Lieutenant-Colonel 17th Light Dragoons (Lancers)

1826–1837

CHAPTER XI
HOME SERVICE, 1823–1854

1823.

On their way home the Seventeenth touched at St. Helena, where they found an Army List, and therein learned for the first time that they had become a regiment of Lancers. Such were the fruits of the inspection held at the Queen’s Riding-house in Pimlico six years before. There also they heard of the death of their Colonel, Oliver Delancey, who had held that rank since 1795. He had entered the army as a Cornet in the 14th Dragoons in 1766, and joined the Seventeenth as a Captain in 1773. He had therefore held a commission in the regiment for close on fifty years when he died in September 1822. He had gained some slight reputation as a pamphleteer, and he was for many years a Member of Parliament, but it was as a soldier and an officer in the Seventeenth that he had made his mark, in the New England provinces and Carolina. He was succeeded by Lord R. Somerset, a distinguished Peninsula officer.

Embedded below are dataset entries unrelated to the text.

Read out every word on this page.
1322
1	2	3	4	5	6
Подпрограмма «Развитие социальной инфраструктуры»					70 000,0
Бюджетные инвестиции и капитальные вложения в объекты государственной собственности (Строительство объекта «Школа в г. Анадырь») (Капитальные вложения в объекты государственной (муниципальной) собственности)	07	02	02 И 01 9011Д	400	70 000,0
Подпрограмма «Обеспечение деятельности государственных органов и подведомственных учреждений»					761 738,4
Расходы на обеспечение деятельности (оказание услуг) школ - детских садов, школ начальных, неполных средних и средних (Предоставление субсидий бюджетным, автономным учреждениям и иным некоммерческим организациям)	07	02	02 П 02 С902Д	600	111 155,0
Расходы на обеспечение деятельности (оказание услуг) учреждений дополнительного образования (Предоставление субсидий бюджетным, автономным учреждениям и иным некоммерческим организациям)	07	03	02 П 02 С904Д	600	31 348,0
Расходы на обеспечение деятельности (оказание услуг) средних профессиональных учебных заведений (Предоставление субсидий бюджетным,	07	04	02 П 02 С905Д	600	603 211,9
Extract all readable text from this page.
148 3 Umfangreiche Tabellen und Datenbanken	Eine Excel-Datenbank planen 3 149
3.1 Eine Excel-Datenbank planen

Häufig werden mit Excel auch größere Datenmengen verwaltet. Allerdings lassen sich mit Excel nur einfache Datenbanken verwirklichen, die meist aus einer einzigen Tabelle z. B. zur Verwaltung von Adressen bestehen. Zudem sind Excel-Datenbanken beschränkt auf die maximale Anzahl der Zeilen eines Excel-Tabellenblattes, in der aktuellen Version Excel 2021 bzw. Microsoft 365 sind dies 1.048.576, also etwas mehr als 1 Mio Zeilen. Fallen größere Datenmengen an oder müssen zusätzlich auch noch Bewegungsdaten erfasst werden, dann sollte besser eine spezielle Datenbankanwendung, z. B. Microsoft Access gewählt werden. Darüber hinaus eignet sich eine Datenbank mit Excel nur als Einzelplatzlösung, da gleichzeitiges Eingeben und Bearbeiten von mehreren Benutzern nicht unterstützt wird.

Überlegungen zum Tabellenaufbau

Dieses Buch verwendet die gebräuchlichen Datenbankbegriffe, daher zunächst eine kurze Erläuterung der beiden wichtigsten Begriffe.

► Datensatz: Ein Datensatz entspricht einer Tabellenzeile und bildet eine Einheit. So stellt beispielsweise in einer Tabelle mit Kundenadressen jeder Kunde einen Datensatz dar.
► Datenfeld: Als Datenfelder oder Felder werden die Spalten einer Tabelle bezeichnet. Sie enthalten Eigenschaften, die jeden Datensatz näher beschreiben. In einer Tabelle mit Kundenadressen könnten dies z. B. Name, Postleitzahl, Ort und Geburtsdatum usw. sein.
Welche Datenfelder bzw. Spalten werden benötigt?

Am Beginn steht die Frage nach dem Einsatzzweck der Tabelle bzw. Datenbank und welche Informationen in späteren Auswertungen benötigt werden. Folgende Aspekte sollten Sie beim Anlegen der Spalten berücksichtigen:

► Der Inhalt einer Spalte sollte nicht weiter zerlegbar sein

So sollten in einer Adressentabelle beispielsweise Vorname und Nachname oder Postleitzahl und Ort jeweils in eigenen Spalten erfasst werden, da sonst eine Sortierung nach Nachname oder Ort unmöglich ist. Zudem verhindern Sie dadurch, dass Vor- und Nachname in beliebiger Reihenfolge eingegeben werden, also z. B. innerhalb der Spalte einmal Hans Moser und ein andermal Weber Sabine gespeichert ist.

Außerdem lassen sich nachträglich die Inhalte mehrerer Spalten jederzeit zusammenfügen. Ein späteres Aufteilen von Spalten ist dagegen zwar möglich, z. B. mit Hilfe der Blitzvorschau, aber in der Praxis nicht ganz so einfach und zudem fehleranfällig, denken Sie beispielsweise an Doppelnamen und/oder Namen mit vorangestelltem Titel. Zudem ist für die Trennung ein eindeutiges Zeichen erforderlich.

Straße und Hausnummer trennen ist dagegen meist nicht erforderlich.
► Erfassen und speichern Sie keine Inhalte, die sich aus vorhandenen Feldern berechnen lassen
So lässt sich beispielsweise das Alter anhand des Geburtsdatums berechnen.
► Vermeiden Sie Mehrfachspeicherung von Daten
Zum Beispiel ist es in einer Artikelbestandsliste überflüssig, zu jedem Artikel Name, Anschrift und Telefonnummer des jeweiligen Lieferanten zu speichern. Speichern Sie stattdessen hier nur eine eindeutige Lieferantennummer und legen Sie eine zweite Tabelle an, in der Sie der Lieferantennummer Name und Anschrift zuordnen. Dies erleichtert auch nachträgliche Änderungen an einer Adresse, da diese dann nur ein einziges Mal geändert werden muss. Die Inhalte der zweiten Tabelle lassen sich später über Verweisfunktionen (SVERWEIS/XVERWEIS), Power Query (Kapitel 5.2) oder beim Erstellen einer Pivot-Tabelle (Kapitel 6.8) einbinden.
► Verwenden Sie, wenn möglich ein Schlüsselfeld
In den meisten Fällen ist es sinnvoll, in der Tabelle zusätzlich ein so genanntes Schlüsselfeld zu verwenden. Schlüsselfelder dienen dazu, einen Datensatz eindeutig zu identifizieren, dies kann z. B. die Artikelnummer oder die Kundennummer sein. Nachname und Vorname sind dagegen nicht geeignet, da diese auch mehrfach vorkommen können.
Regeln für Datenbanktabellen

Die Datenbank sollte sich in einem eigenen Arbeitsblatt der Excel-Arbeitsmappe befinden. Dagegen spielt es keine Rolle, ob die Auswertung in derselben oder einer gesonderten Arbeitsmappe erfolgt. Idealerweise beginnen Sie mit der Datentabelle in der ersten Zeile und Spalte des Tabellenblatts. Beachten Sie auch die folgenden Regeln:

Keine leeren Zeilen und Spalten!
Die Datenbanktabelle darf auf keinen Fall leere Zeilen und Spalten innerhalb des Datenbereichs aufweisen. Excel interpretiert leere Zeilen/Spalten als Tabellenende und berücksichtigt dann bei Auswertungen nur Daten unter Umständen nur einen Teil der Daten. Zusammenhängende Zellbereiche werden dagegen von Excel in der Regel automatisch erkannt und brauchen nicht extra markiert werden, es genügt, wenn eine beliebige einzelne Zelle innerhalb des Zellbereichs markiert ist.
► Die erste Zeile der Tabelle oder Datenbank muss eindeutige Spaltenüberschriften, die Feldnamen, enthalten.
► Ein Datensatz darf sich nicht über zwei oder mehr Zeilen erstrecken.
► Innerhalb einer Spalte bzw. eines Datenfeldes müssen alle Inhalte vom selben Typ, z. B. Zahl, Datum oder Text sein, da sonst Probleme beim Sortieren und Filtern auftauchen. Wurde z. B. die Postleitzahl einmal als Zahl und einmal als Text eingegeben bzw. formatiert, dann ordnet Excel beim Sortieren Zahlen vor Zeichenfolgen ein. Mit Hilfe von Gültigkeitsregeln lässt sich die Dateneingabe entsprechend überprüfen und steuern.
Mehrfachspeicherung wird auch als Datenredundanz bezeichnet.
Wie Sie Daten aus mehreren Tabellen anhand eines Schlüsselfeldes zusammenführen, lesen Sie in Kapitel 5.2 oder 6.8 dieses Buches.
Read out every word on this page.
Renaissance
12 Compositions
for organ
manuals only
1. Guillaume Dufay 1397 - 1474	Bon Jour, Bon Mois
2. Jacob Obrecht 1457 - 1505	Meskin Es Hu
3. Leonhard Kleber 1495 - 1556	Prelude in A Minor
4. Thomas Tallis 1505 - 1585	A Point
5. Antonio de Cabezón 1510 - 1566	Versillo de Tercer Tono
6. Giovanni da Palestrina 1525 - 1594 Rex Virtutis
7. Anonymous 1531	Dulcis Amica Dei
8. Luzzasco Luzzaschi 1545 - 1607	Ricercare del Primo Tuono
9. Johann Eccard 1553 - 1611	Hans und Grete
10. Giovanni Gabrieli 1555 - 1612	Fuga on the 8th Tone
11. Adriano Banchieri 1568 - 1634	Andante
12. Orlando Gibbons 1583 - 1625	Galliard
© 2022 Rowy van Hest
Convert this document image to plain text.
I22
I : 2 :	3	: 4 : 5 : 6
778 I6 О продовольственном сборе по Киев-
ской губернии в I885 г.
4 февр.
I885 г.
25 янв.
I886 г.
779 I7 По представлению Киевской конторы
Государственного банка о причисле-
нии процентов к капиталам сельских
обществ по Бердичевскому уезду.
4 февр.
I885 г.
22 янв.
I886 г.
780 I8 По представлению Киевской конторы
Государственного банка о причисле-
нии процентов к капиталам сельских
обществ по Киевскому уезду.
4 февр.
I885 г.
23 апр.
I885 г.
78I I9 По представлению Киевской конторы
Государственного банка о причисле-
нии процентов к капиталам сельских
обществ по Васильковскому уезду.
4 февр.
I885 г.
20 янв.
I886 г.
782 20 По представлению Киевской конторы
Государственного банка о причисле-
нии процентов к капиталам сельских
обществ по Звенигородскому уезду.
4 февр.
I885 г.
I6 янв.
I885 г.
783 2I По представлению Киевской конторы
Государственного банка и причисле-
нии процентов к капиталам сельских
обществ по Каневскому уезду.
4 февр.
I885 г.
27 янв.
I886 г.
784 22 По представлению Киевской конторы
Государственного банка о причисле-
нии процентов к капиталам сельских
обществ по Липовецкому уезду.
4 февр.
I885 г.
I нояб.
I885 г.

On the 18th May the regiment arrived at Gravesend, and marched to Chatham, where all the men, with the exception of some fifty, including non-commissioned officers, were invalided or discharged. At Chatham they returned their carbines into store; it was nearly sixty years before they received them again; and, in accordance with regulation, ceased to shave their upper lips. It must have been rather a curious time, that last half of 1823, between the growing of the moustaches, the learning of the lance exercise, and the constant influx of recruits. In those days it was, as a rule, rare for a regiment to receive above a dozen recruits in the year; 1823. and though the heavy mortality in India had caused the rapid passage of many men into the ranks, yet we may guess that the fifty old soldiers, many of whom had probably brought back with them a liver from the East, were not too well pleased at being flooded with five times their number of recruits. The spectacle of 250 bristly upper lips must in itself have been somewhat disquieting. But recruits came in fast. Before the year was out the regiment numbered 311 men, or little below its reduced establishment, viz. six troops of 335 men with 253 horses.

The acquisition of the lance, of course, brought with it a certain change of dress. Lancers being of Polish origin, the Polish fashion in dress was of course imperative. The shako was discarded for ever, and a lance cap of the orthodox shape introduced in its place; the upper part thereof white as at present, and the plume, as ever since 1759, red and white. The officers, besides a huge pair of epaulettes, wore aiguillettes of silver, and were generally very gorgeously attired. For we are now, it must be remembered, in the reign of King George IV., and therefore every uniform is at its zenith of expense and its nadir of taste. Hence, the first lance caps were so high and heavy that they were a misery to wear; and the jackets, though in pattern unchanged, were made so tight that men could hardly cut the sword exercise.